UN official Laura Díaz presents topics of interest to @MASTERGEOTECH students
As part of the series of industry talks in GEOTEC (Salva in February 2023 and Laura in February 2024), the Chief of the UN Data Management Unit, Dra. Laura Díaz gave an industry talk on December 2nd, 2024 to the students of the 2024-2025 edition of the Erasmus Mundus Master in Geospatial Technologies.
Similar to her February 2024 presentation, Laura introduced the UNGSC in Valencia, the first UN permanent logistics base to meet the needs of UN peace operations worldwide. She overviewed the UN base organisation and partners, which are many as one may expect. After this brief contextual introduction to UN, she continued by presenting the Client Solutions Delivery Section (CSDS) as the supplying provider of geospatial, information and innovative technologies to UN field missions.
Central to the UN CSDS is the UN Maps service, an in-house mapping creation and delivery service. Laura emphasised it has specific challenges since each field mission requires particular mapping needs. UN Maps combines street maps, image maps, directions, operational maps (e.g. for UN activities, operations and locations in the area) used for example for patrolling, planning and reporting in a field mission. Indeed, UN Maps strongly leverages crowdsourcing, among other data sources and technologies, to create local maps as much accurate as possible.
Complementing UN Maps, another UN CSDS’s line of work is data management in general, but especially from the perspective of the IoT Data Pipelines concept. IoT data and sensors work in play with the Unite FRIM (Field Remote Infrastructure Monitoring) to continuously monitor sensors deployed in mission camps. During the first semester of the 2024-2025 academic course, some third semester students are doing their master thesis on topics related to IoT data monitoring and data quality assessment in real UN mission camps in Africa. Another key product is the Unite Aware, the UN’s situational awareness platform for operational, data-driven decision making in UN field missions.

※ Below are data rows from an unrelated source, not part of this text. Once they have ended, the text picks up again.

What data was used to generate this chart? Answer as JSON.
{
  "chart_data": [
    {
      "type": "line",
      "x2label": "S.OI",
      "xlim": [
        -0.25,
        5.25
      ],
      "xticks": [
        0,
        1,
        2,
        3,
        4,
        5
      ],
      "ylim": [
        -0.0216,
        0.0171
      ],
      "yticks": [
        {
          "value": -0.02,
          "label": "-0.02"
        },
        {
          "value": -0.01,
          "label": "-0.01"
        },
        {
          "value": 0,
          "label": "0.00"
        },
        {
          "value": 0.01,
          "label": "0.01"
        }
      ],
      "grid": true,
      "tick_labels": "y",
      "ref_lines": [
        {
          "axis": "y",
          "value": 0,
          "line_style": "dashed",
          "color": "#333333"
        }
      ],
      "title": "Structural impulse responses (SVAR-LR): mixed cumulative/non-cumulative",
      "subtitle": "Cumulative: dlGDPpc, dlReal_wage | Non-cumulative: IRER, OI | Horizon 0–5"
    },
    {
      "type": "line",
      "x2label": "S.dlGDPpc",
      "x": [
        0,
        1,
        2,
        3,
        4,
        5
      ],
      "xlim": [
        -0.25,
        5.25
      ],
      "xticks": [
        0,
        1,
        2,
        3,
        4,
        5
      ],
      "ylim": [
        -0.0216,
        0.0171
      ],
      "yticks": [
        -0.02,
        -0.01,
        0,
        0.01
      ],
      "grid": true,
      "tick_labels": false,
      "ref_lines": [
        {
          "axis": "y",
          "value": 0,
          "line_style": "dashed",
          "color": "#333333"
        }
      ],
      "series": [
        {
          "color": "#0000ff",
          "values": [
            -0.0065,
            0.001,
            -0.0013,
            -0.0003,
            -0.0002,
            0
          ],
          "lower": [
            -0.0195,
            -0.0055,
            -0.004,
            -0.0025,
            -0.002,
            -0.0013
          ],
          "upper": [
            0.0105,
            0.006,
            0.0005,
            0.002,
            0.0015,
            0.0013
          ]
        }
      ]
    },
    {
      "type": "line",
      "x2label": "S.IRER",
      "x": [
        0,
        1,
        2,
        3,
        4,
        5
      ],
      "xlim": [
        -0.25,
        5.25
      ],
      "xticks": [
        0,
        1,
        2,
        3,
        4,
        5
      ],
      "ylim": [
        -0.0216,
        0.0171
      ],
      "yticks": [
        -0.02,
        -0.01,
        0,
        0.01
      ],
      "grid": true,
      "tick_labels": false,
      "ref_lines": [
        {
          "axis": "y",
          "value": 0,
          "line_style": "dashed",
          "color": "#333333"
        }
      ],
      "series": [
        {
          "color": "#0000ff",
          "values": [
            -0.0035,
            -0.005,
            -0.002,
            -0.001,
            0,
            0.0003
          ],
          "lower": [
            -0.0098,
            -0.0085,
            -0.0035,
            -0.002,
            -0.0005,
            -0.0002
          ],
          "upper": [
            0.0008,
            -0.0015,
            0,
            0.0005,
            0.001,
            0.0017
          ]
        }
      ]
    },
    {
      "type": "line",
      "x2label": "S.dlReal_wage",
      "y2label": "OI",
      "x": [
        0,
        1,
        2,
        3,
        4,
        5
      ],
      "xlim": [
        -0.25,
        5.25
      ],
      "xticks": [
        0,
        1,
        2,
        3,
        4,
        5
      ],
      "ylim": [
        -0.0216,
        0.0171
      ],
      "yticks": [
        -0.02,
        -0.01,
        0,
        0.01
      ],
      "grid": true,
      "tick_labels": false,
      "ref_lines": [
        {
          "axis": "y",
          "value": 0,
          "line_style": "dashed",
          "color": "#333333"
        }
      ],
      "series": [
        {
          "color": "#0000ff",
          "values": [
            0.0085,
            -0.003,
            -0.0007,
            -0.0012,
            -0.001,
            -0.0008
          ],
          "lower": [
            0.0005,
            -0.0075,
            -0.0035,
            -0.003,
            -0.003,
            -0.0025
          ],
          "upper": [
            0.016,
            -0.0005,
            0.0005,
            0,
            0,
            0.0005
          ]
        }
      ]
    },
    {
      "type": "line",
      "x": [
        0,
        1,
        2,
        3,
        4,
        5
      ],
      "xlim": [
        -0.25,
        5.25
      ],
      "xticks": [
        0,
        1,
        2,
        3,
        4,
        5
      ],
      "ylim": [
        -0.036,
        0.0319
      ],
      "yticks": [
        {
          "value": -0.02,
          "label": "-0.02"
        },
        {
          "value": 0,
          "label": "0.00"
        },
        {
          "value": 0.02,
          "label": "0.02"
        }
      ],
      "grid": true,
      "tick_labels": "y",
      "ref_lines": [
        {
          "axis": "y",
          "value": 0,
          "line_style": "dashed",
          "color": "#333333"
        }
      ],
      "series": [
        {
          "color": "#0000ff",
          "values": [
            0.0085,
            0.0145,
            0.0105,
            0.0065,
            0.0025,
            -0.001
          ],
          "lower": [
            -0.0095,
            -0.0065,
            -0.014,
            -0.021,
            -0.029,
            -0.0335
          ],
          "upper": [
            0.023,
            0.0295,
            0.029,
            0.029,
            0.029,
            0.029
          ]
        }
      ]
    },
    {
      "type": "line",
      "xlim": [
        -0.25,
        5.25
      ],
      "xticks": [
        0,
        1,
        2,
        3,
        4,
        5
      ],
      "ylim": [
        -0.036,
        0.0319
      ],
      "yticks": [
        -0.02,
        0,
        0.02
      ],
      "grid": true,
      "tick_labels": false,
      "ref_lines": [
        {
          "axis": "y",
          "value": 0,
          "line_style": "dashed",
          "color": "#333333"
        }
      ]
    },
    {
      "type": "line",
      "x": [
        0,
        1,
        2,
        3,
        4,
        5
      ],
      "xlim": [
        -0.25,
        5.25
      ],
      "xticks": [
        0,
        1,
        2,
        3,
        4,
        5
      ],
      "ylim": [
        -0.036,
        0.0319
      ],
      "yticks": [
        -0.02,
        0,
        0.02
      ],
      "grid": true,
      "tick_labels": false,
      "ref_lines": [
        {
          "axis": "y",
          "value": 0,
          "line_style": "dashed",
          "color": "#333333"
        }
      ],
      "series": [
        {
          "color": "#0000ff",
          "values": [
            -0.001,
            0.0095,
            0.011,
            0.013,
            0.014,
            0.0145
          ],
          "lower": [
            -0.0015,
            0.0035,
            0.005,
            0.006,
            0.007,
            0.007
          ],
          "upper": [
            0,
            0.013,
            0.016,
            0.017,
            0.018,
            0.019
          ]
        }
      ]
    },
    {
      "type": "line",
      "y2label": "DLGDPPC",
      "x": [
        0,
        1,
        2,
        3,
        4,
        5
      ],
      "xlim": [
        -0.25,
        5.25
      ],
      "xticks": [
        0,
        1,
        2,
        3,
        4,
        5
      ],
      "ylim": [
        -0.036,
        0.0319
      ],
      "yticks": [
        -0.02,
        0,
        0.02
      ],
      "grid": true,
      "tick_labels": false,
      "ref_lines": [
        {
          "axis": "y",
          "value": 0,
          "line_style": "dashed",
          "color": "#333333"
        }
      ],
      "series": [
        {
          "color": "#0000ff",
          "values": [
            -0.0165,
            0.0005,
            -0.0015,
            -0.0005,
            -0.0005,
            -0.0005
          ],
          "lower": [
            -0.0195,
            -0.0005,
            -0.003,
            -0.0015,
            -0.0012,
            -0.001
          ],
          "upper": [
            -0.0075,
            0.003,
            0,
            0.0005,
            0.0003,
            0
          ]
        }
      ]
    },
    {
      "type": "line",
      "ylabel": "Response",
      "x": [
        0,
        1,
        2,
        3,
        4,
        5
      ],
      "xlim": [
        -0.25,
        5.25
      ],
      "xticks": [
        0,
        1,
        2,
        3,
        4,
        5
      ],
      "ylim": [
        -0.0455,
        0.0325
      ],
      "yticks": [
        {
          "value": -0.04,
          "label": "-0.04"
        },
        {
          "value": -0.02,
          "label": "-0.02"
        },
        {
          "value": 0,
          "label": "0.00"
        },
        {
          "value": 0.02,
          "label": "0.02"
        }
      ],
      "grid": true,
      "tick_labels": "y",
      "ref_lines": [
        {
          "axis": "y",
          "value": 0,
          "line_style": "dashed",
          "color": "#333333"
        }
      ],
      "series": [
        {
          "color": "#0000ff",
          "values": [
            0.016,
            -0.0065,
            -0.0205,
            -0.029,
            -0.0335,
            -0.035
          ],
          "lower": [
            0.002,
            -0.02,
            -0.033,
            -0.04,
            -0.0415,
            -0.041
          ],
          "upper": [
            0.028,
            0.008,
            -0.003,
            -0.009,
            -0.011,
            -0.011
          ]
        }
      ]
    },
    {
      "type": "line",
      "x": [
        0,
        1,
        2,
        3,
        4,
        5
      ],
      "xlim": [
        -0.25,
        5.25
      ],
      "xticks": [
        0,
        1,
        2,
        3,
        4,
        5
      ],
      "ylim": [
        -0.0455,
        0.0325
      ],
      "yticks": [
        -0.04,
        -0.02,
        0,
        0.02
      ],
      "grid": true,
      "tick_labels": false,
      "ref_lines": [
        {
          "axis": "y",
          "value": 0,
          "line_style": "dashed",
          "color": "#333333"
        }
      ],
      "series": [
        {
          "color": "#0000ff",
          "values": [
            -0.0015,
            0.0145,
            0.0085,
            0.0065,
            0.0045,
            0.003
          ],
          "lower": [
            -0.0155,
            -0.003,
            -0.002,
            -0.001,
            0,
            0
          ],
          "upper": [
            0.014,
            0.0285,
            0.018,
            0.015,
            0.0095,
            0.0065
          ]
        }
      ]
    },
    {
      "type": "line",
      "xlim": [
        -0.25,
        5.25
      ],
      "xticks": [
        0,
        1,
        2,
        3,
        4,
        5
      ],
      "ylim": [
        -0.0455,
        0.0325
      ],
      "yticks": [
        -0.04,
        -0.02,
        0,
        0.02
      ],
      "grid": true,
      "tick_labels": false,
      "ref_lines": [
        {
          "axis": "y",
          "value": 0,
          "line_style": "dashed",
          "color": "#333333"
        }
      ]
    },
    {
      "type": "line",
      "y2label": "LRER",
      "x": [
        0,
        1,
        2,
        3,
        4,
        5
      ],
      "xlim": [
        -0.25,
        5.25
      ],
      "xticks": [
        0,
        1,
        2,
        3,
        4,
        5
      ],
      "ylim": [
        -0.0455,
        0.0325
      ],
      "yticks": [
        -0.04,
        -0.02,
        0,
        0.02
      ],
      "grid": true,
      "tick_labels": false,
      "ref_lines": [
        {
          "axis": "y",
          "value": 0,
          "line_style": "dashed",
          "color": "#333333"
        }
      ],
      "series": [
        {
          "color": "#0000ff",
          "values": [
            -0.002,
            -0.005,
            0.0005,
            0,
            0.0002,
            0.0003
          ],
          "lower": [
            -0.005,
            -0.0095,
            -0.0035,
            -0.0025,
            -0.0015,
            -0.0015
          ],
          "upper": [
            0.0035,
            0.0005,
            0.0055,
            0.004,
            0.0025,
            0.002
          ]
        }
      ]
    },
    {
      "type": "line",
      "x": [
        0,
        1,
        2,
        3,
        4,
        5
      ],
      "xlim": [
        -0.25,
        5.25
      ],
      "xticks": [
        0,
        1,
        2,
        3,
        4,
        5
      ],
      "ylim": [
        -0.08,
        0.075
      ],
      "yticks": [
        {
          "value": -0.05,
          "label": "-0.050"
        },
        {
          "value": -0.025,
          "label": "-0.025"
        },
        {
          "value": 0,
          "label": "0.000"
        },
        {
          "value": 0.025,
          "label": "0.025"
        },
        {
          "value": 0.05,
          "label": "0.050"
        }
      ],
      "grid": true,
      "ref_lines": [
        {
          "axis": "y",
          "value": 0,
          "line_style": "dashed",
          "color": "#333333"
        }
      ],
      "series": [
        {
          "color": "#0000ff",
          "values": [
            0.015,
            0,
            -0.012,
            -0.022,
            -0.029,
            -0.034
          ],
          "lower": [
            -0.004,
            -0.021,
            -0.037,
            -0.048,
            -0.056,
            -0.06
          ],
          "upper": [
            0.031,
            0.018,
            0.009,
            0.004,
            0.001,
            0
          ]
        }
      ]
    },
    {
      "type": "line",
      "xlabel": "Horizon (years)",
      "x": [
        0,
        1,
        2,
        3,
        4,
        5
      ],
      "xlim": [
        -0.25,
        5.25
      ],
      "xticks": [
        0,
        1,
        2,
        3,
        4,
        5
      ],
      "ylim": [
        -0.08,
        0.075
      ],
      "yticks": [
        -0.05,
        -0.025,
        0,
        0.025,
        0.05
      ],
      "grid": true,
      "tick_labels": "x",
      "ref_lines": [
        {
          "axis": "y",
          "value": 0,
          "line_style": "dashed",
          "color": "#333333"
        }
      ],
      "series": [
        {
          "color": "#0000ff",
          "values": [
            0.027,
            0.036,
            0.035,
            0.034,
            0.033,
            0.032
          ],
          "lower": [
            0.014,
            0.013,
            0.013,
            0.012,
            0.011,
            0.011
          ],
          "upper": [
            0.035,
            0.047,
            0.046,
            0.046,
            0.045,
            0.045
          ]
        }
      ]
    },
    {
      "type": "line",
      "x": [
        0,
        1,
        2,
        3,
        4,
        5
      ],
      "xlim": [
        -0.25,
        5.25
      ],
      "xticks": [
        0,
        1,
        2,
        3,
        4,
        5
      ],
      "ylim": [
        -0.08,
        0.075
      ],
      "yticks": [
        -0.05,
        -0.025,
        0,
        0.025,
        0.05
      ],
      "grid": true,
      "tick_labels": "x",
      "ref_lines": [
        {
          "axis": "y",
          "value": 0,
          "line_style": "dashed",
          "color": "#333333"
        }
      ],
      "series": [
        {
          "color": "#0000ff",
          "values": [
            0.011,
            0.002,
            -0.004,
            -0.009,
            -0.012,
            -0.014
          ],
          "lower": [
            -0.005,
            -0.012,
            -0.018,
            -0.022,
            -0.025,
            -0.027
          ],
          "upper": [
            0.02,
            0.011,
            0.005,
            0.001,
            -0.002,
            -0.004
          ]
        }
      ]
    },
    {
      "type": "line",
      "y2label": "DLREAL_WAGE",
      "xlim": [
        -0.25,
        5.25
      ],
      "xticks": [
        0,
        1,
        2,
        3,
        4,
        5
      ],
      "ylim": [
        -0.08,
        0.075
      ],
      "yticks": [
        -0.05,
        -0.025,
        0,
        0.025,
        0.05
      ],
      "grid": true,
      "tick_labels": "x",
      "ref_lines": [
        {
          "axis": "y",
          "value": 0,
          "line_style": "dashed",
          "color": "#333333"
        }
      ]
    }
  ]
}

Next, Laura stepped into the UN’s vision and strategy for data management, delivery and sharing. Here, topics of interest are data readiness, quality, accessibility and interoperability. Well these topics are old friends to the SDI community, but still are interesting offers to students for their master’s theses, specially if these topics are coupled with recent technology developments and real scenarios. One of these recent technology actors in GeoAI, i.e. the fusion of IA and GIS capabilities, such as object detection in satellite images using different techniques, groundwater services (classification, analysis, estimation of the best places to drill wells, etc.), flood impact analysis, analysis noise impact, and air pollution analysis. Within the UN vision of data pipeline, AI for data quality control was also identified as a potential topic. Data quality is not a very popular topic, but it is extremely necessary to realize the vision of the data pipeline. In this sense, things like identifying data quality criteria without human intervention or automatically suggesting corrective actions to create data of sufficient quality are priorities for the UN, especially since having data of good quality and form is essential to maintain peace in field missions.
To close her talk, Laura showed some ideas in such as Digital Twin as a service and Immersive Augmented Reality (XR) solutions, accompanied with a real use case for monitoring convoys using satellite imagery that combines some fo the UN tools and services commented during the talk. Thank you Laura (and Lara Prades too) for giving again a great industry talk to our Master students and GEOTEC members.